At the meeting WBI outlined planned informational materials it will develop for landowners and communities, including fact sheets, FAQ documents, maps, and a landowner survey brochure. WBI’s outreach plan says those materials will be distributed through direct mail, private landowner meetings, open houses, individual meetings, on the project website, and by request, and that "updates will be sent to landowners and stakeholders at appropriate project milestones."
WBI’s pre-filing outreach package lists a wide scope of contacts the company has gathered, naming elected officials and staff at the local, state and federal levels, community leaders, tribal leaders, farm bureaus and unions, landowners, and state and federal agencies tied to the project in Exhibits B and C. The company says it will conduct consultation calls and in-person meetings with elected officials and community leaders, host private meetings for landowners, host open houses for stakeholders and the interested public, and establish a database to document outreach and issues.
Federal regulatory filings give technical and property context for the project. A Federal Energy Regulatory Commission PDF dated Feb. 15, 2018, in Docket No. CP17-257-000 records that the project is designed to enhance system reliability for new and existing WBI customers and cites firm transportation amounts of 30,000 Dth per day for Montana-Dakota and 3,350 Dth per day for Tharaldson Ethanol Plant, LLC. The FERC excerpt also lists "233.2 acres of land during operation" as an explicit figure in the filing and includes examples of appurtenant facilities such as mainline block valves, gas measurement and regulation equipment, cathodic protection, and associated piping.

The FERC text further notes WBI voluntarily initiated a pre-filing process "to identify and examine landowner concerns" and concludes that "the project will avoid all residential land." The filing records that WBI will retain land associated with the existing Jamestown town border station while abandoning by sale certain equipment at that station and abandoning by sale the Apple Valley town border station, with those abandonments to be processed under WBI Energy’s Part 157 blanket certificate pursuant to 18 C.F.R. § 157.216(a) (2017).

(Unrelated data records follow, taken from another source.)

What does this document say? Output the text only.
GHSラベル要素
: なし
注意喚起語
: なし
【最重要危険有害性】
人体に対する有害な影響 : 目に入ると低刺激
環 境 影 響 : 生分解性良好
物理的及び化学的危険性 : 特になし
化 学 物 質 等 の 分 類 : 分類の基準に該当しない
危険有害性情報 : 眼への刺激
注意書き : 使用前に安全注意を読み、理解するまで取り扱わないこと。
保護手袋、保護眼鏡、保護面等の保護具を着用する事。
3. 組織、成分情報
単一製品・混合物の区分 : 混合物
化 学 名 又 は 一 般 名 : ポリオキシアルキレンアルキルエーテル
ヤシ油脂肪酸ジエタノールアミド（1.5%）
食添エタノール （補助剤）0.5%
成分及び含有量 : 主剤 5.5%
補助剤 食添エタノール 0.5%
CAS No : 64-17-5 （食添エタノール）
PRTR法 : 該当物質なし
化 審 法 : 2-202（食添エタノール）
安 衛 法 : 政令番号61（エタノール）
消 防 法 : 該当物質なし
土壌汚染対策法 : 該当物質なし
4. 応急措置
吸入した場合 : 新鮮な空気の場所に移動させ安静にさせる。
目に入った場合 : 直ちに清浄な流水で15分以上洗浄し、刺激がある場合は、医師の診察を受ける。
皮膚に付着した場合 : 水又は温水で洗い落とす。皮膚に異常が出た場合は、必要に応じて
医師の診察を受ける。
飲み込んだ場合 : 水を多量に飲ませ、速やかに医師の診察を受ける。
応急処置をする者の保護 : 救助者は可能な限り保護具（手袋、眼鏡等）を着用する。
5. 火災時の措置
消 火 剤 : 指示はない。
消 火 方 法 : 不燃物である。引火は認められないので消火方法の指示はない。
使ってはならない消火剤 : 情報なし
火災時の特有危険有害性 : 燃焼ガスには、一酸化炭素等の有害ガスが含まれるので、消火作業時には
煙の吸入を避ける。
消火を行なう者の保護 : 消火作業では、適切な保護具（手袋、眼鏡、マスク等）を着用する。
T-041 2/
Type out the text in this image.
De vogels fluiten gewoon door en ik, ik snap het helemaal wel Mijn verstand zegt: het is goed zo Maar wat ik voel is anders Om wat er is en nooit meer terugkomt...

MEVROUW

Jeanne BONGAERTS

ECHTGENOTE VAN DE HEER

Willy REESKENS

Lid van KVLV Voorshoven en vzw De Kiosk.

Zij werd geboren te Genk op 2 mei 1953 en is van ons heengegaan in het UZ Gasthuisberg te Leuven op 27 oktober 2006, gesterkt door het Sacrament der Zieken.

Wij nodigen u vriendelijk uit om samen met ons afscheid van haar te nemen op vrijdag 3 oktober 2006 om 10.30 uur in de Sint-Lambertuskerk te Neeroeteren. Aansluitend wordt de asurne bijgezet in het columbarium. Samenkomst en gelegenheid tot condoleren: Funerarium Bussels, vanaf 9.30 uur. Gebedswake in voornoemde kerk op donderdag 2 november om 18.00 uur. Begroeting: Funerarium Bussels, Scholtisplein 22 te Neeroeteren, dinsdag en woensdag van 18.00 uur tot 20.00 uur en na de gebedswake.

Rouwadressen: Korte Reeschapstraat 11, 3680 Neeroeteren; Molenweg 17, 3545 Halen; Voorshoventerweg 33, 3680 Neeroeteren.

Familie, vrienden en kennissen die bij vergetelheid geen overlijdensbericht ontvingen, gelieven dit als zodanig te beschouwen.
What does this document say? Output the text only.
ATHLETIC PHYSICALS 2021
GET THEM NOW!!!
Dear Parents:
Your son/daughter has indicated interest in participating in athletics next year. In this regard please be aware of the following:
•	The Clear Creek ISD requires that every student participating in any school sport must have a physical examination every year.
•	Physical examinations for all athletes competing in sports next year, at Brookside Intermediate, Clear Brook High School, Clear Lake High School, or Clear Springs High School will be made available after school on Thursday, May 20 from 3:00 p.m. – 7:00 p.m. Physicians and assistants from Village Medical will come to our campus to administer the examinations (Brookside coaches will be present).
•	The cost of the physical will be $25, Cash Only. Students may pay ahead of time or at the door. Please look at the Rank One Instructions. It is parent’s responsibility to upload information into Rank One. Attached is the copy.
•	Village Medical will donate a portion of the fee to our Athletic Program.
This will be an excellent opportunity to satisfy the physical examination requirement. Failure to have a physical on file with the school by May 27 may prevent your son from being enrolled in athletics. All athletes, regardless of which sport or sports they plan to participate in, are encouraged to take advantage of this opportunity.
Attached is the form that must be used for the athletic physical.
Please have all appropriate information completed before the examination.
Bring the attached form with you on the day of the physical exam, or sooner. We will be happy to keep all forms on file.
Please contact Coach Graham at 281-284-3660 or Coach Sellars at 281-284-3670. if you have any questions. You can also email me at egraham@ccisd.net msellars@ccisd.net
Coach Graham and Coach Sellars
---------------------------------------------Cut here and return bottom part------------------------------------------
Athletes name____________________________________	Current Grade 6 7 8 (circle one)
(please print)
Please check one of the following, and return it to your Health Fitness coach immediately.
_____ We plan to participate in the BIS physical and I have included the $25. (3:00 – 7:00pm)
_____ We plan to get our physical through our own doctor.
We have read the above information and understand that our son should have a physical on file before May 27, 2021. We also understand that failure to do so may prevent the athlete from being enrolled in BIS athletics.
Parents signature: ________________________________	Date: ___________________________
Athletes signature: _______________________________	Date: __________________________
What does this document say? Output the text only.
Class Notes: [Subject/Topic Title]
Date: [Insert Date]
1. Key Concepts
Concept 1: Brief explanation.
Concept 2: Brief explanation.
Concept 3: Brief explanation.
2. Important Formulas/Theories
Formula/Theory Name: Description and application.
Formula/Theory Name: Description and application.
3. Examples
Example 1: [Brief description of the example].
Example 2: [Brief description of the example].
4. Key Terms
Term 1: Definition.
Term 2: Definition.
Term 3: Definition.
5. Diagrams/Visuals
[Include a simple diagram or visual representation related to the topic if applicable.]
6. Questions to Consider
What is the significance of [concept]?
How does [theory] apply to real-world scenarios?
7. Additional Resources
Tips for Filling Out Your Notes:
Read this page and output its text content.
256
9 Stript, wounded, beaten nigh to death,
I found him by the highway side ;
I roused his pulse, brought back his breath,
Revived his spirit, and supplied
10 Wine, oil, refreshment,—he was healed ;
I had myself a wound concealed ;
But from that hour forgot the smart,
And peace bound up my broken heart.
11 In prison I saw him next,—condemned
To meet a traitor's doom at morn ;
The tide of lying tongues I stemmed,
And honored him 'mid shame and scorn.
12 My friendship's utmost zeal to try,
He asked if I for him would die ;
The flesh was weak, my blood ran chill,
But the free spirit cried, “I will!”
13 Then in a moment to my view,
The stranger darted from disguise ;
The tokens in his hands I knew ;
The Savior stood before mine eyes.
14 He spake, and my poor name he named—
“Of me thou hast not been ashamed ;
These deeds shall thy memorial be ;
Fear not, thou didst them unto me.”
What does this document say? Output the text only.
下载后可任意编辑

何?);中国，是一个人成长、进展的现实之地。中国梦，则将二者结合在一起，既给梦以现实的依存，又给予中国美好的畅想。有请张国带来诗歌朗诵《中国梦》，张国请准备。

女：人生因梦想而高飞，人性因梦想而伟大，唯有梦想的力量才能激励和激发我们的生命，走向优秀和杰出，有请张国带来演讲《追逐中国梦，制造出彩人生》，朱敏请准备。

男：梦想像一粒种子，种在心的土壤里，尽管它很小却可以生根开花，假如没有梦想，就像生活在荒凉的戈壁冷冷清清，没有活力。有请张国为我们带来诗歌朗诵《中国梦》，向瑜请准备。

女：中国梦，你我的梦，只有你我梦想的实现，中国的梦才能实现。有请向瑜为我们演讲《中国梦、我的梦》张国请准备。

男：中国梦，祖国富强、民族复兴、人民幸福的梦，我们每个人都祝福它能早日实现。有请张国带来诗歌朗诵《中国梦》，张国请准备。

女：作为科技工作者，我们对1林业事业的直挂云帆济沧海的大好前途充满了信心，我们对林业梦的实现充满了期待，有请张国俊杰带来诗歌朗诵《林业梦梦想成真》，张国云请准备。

WBI told attendees that public materials will include FERC information, the project docket number, the FERC landowner brochure and environmental documents, and that exhibits and maps will likely be available for viewing at public libraries. WBI’s outreach materials state the company will "support on-going outreach throughout the life of the project, including documentation of issues," signaling continued local contact as route planning and regulatory steps proceed.